Decentralised Autonomous Organisation (DAO) is a governance structure that allows projects and companies to operate in a fully decentralised way. This means everyone involved in the DAO will potentially play a role in all decisions taken under a single consensus. Using a DAO structure empowers people and creates a healthy atmosphere with a focus on a single goal of promoting growth and achieving a common vision towards a specific outcome, however, this is not always guaranteed. There is no doubt that DAOs are on the rise with a market cap of $16b as of September 2022 as shown in the data provided by CoinMarketCap. We are seeing more and more projects using this structure, however, it is not easy to run a proper DAO governance & market it to the right people to build a strong community.
Understanding different ways of DAO governance
Within a DAO structure there are multiple ways of conducting the governance, we will highlight a few that are trending and have been used by multiple projects that are successful.
- Complete DAO Governance
As the name suggests a “Complete” DAO governance allows the community to drive the project however they see fit. This type of governance requires a loyal community that is working together to push the project in the right direction promoting continuous growth. Usually, this type of governance has a high barrier of entry to curate a community that truly believes in the project to push things forward and avoid any outliers trying to ruin the project.

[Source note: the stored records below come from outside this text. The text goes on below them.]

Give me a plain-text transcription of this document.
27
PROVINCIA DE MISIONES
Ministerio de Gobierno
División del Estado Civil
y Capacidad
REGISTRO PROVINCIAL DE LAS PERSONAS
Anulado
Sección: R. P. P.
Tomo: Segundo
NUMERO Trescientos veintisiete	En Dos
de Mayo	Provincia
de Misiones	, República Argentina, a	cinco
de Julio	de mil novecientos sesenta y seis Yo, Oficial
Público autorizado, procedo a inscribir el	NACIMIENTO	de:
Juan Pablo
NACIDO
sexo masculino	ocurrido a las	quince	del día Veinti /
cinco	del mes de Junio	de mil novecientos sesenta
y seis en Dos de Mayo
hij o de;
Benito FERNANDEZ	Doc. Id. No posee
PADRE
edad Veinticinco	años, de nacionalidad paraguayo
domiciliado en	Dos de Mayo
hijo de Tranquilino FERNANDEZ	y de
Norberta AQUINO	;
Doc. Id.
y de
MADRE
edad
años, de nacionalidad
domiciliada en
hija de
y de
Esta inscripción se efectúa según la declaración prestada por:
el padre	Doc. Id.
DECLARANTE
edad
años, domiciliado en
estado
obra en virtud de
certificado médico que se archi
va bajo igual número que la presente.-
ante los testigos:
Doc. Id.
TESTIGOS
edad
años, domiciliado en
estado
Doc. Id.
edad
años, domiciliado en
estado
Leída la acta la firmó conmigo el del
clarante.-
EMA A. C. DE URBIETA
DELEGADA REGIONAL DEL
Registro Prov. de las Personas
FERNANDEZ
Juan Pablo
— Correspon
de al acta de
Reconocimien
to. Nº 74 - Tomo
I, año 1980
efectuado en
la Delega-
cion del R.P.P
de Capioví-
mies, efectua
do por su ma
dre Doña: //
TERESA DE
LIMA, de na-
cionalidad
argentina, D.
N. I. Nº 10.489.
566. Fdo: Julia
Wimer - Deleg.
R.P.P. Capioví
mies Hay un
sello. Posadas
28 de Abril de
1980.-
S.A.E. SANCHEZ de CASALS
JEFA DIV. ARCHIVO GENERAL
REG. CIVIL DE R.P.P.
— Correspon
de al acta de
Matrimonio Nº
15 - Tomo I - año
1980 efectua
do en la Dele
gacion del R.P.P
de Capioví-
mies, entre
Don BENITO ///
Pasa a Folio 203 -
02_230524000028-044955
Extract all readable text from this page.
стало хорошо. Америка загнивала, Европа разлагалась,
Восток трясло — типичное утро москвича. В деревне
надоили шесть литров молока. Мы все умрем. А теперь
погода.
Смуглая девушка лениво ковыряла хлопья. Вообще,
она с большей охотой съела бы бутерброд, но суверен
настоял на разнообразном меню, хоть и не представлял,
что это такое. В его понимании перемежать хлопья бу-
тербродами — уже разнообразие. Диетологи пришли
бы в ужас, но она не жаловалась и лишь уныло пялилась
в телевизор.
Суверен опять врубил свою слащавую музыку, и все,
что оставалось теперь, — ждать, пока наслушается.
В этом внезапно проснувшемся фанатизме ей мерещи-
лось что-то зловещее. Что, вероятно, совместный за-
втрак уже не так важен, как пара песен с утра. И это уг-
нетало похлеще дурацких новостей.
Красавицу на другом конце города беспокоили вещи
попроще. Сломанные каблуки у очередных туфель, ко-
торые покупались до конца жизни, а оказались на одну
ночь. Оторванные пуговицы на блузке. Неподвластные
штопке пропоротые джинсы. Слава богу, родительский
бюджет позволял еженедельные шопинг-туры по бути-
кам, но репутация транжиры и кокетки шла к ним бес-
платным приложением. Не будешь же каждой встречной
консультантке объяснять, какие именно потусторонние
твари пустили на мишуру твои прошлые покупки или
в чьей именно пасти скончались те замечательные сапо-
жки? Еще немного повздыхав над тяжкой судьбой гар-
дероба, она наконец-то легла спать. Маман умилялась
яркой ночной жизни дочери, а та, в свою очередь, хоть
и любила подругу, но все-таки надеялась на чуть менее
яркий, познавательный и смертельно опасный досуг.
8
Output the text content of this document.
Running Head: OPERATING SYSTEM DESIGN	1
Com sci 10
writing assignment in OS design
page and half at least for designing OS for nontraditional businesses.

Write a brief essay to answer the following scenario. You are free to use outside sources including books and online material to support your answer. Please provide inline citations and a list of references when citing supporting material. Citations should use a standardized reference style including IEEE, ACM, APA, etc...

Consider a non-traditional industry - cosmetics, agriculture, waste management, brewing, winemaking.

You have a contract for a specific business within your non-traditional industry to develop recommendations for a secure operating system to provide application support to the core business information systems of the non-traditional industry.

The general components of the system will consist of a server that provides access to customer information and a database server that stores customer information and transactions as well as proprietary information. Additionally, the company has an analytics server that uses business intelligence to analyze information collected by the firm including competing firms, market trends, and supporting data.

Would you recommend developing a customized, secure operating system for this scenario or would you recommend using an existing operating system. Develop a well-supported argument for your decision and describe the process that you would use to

Example – Steemit is a project that has a complete DAO governance mechanism where token holders are able to vote on different proposals presented by the DAO. Unfortunately, Steemit had experienced an attack in one incident where Justin Sun the Founder of Tron had developed plans to merge Steem into Tron. To acquire the voting power he approached one of the founders of Steem and bought tokens equivalent to 30 percent of the total supply. Once the Steem community discovered his purchase, they froze his tokens. What followed was a public back-and-forth between Sun and Steem to control enough tokens to install their preferred slate of top 20 witnesses. After involving major exchanges and spending hundreds of thousands of dollars on tokens, Sun was eventually victorious and effectively had free reign over the network.
- Limited DAO Governance
This type of DAO governance is the most commonly used to add a layer of safety to the project and make sure that outliers can’t drive the project to ruin. By implementing a veto mechanism, any decision that would impact the project negatively can be vetoed by specific people and overruled. This is a strong way of keeping things under control while allowing DAO governance to take place. However, this is not appreciated by everyone in the community as it undermines the true nature of “decentralisation”.
Example – Nouns DAO is a project that has a limited DAO governance mechanism where each NFT holder is eligible for 1 vote on a proposal that is done by the community. The founders of the project are part of the DAO because they own some of the Nouns NFTs which allows them to have equal voting rights, however, they also have some veto power as they rightly mention “The Nouns Foundation will veto proposals that introduce non-trivial legal or existential risks to the Nouns DAO or the Nouns Foundation.”. Nouns have successfully raised over 28,500+ ETH equivalent to $50m+ at the time of writing this article.
DAOs are on the rise with the era of Web3 emerging, it is important to understand how these different DAO governance structures work and why they are in place. It is highly recommended to test out different DAO governances by being part of the DAO and actively participating in key decision-making processes. Cherubs DAO is one of the projects that have created a DAO mechanism similar to Nouns DAO with an aim to tackle different causes in the world. This showcases the power of DAOs in creating a positive impact on the world through collaboration and unity.